Она повторила, и он согласился. Вот вам и "Венера, гони своего Акакия, то есть Лавросия!" - их гонят, а они все равно лезут. Только бы ведь сказать этак изысканно, мол, простите и тэпэ, то есть ецетера, как говаривал Селим. Да про ту же работу вспомнить: я-де всею бы душой, но, знаете, работа... Но что-то гнетет русского мужика. Что-то сподспуда гложет его. Разломлен он как бы изначала и кое-как спечен. Чужому глазу трещину не видать, а она все время дает знать о себе. И все время хочет мужик от нее избавиться, почитая ее за изъян и думая, что каким-то этаким, себе противным поступком, он приобретет цельность, улучшит, так сказать, сортность свою - тоже порцеллан мейссенский! И ведь тот же Сева, изобретатель вышеприведенного вопля к Венере, - он равным же образом есть порцеллан. Ведь в Крым он покатил почему? А потому что у смерти край ему надо посмотреть, не произошло ли чего там за его отсутствие, ну, не исчезло ли чего в тех, только ему одному дорогих местах, которые у него остаются повсюду. В том же Крыму ему необходимо всего лишь место, где он испил стакан томатного сока - без сомнения, совершенно обычного, если не подпорченного. Но он его испил в какую-то такую, даже самому Севе неведомую, но выспренную минуту, что этот сок стал эталоном соков вообще, и теперь хоть в лоск исхудай (выражение Селима - не на Кипре, конечно, которое с обязательной ссылкой на автора иногда употребляет Сева), хоть изощрись в приготовлении сего томатного сока (равно, как и любого другого), Сева будет значительно и с сожалением клонить голову и тупить взгляд, во всех подробностях объясняя излишки ненужных и отсутствие нужных компонентов. В другом месте он с неизбывным наслаждением отсидел на дощатом очке только потому, что на нем красовалась вывеска "Даретхана". Что? "Даретхана"?

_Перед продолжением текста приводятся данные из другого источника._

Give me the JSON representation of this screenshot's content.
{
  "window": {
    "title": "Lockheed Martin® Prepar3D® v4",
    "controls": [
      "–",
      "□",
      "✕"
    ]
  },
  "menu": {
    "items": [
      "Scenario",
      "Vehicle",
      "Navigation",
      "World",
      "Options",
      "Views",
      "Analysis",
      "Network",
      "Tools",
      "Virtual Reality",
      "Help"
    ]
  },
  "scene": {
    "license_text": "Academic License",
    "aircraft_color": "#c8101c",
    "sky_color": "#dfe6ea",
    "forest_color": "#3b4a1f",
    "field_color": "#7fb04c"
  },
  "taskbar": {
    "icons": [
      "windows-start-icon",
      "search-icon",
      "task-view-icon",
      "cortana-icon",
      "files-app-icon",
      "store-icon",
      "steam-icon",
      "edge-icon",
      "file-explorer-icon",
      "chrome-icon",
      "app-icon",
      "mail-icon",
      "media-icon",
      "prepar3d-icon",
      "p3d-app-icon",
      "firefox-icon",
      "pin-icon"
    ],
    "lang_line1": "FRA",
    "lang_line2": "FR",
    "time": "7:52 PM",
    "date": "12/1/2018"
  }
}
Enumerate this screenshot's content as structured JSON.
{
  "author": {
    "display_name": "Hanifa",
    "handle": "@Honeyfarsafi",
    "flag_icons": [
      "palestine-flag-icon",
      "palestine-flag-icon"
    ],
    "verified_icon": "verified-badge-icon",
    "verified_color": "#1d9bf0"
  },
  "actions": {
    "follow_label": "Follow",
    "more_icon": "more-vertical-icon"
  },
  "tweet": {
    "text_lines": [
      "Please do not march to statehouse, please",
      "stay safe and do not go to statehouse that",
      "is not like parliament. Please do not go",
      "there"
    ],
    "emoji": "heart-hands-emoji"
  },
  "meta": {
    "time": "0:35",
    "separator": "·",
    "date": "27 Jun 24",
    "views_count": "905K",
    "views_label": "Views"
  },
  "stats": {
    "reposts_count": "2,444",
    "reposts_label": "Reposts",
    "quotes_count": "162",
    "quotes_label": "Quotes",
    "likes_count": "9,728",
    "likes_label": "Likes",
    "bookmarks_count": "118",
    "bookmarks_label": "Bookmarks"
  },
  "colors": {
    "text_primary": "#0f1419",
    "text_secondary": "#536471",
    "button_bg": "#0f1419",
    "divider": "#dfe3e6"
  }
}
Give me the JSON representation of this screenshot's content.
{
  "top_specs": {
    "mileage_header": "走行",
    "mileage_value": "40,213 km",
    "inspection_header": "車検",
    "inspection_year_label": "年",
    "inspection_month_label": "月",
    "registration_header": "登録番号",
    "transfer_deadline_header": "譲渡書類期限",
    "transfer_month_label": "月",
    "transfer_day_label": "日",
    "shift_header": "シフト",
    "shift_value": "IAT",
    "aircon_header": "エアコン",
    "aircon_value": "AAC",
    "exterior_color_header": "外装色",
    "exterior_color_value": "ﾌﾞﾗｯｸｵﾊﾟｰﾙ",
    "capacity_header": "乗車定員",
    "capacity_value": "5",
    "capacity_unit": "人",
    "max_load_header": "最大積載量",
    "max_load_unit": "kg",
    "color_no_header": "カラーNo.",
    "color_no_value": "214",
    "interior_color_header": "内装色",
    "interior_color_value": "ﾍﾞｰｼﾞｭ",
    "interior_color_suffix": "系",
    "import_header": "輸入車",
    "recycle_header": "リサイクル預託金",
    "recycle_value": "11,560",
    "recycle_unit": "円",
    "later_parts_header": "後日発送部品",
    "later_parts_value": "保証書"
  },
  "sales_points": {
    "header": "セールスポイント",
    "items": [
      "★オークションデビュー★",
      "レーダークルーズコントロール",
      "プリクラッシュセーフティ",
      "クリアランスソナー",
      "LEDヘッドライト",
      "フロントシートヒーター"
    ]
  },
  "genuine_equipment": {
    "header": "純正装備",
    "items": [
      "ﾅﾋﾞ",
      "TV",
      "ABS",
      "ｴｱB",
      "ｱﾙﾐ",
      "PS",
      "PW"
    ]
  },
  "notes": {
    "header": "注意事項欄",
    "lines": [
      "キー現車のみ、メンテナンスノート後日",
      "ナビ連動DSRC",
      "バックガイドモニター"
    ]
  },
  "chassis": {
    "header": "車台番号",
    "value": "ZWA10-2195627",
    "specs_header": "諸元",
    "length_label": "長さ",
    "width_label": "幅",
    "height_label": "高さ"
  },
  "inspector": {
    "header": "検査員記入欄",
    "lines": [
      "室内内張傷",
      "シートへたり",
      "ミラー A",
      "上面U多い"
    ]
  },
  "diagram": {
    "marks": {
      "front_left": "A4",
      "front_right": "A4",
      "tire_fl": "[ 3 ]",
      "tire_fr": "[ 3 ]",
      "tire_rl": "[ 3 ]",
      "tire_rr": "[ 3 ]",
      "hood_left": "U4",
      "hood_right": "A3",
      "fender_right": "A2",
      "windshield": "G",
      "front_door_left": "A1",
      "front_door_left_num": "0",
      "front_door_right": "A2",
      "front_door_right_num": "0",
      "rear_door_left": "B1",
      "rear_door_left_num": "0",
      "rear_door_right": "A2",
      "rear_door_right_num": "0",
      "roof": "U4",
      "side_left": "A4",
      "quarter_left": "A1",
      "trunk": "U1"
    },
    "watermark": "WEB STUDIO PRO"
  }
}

– и туда, и с той поры о ней - всякому при всяком удобном случае. Вот примерно, как обстоит с русским порцелланом, бишь мужиком. Леварсия же, Лавросия то есть, не задевает, что его жену призывают гнать его, Лавросия. "Венера, гони своего Лавросия!" - кричит Сева. А Лавросий и в ус не дует. Привозит каждый день положенное количество продуктов и режется в нарды. И здоров. И ровен. И улыбчив. И ни на какие моря не ездит. А если и живет на них, то не ходит. А если и ходит, то не лезет в воду. Русский бы человек заметался, стал бы часть продуктов свозить на сторону или пропивать. Леварсий же, то есть Лавросий, и не думает догадаться. И спит сном праведника. Не то что сам Сева. Ему, видите ли, не дает спать парочка за стеной. Кровать у них, видите ли, чрезмерно такая, что Севе уснуть невозможно.